Intanto, oggi, in sede di conferenza, il Comune di Terni, rappresentato dal sindaco Leopoldo Di Girolamo e dall’assessore all’Ambiente Emilio Giacchetti, ha ribadito il suo no. Un parere già espresso a settembre 2015 e ora integrato con gli elementi scientifici e sanitari provenienti dalla relazione della Asl del 23 gennaio e dall’avvio dello studio sul rapporto ambiente neoplasie a cura della cattedra di igiene sanitaria. “La nostra posizione è chiara fin dall’inizio – dichiara il sindaco Leopoldo Di Girolamo – una posizione assunta facendo leva su elementi giuridici e che si è rafforzata con il pronunciamento di Asl. Una posizione cristallina, che non può lasciare adito a fraintendimenti, da parte di un ente, il Comune, che non ha esitato a rappresentare al meglio le istanze ambientali della comunità”.
“Anche oggi – aggiunge l’assessore all’Ambiente Emilio Giacchetti – abbiamo rimesso un parere corposo, strutturalmente basato su elementi normativi e scientifici ben precisi, facendo riferimento, tra gli altri, al principio di precauzione e alla valutazione di impatto ambientale intesa non solo come emissioni dell’impianto da autorizzare ma del contesto nel quale va a inserirsi. Noi, in sostanza, diciamo inoltre che al momento, mancando alcuni elementi di analisi e approfondimento, non si possa che dire di no all’impianto”.

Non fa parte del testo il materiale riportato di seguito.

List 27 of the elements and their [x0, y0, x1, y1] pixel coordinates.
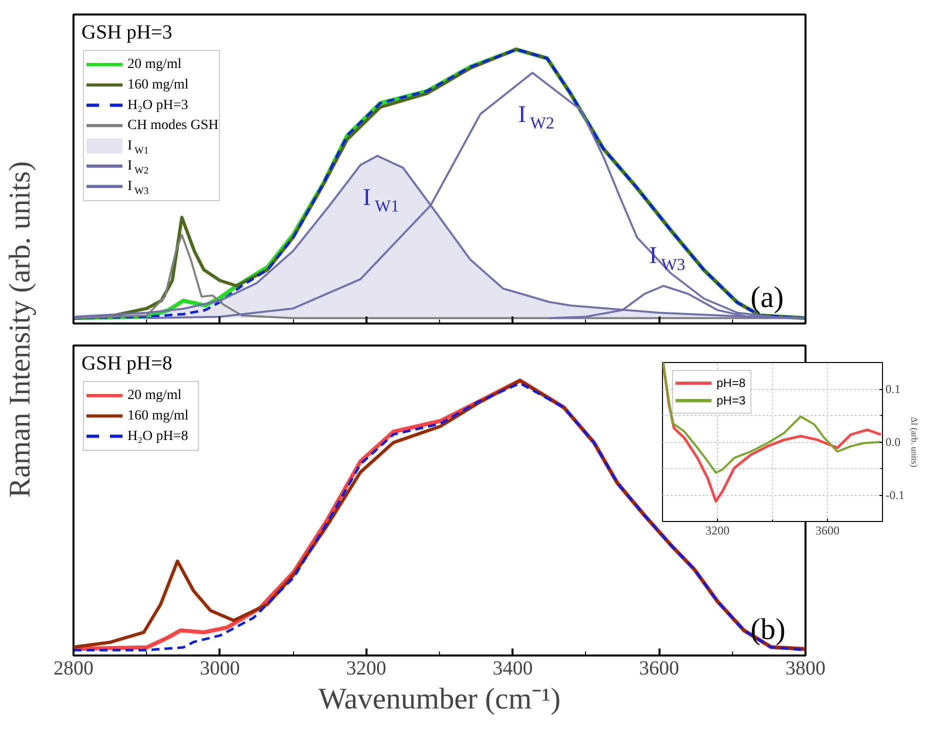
x-tick-label: 3600: [816, 524, 840, 538]
legend-label: 160 mg/ml: [128, 408, 189, 424]
legend-label: CH modes GSH: [128, 118, 219, 134]
x-axis-title: Wavenumber (cm⁻¹): [318, 682, 561, 716]
x-tick-label: 3200: [346, 658, 386, 680]
x-tick-label: 3800: [786, 658, 826, 680]
y-axis-title: Raman Intensity (arb. units): [4, 161, 36, 498]
legend-label: H₂O pH=8: [128, 428, 188, 444]
chart-title: GSH pH=8: [82, 352, 172, 374]
legend-label: pH=8: [716, 376, 746, 390]
x-tick-label: 3600: [639, 658, 680, 680]
x-tick-label: 3000: [200, 658, 240, 680]
y-tick-label: 0.0: [886, 435, 900, 449]
legend-label: 20 mg/ml: [128, 388, 182, 404]
annotation: (a): [750, 281, 784, 314]
x-tick-label: 3400: [492, 658, 533, 680]
y-tick-label: 0.1: [886, 382, 900, 396]
legend-label: 160 mg/ml: [128, 77, 189, 92]
x-tick-label: 2800: [54, 658, 94, 680]
legend-label: pH=3: [716, 394, 746, 408]
legend-label: 20 mg/ml: [128, 57, 182, 72]
x-tick-label: 3200: [706, 524, 730, 538]
chart-title: GSH pH=3: [82, 22, 172, 44]
y-axis-title: ΔI (arb. units): [909, 416, 920, 468]
y-tick-label: -0.1: [886, 488, 904, 502]
legend-label: H₂O pH=3: [128, 98, 188, 113]
annotation: (b): [750, 613, 786, 646]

Nel parere rimesso in sede di conferenza, il Comune tra l’altro ha sottolineato che “i dati sanitari attualmente in possesso dell’amministrazione comunale sulla popolazione interessata, non risultano aggiornati in modo da poter consentire una valutazione in questa sede; nel comune di Terni è stata recentemente promossa un’indagine sanitaria (attualmente in corso presso il dipartimento di igiene dell’università degli studi di Perugia) per poter disporre di dati aggiornati sul nesso causale tra livello di emissioni e patologie oncologiche, i risultati di tale indagine consentiranno di disporre di elementi idonei all’elaborazione delle prescrizioni sanitarie contemplate nell’art. 217 del Regio Decreto 27 luglio 1934, n. 1265, sia per il caso di specie che per altri casi che potranno essere affrontati in futuro; la valutazione dei rischi sanitari, nel caso di specie, deve essere presa in considerazione anche relativamente agli inquinanti presenti dalle diverse fonti sul territorio, oltre che quelli specifici dell’impianto da realizzare;  nel caso in cui dalla valutazione sanitaria emergano criticità è necessario che l’indagine epidemiologica sulla popolazione interessata sia svolta prima del rilascio dell’AIA”.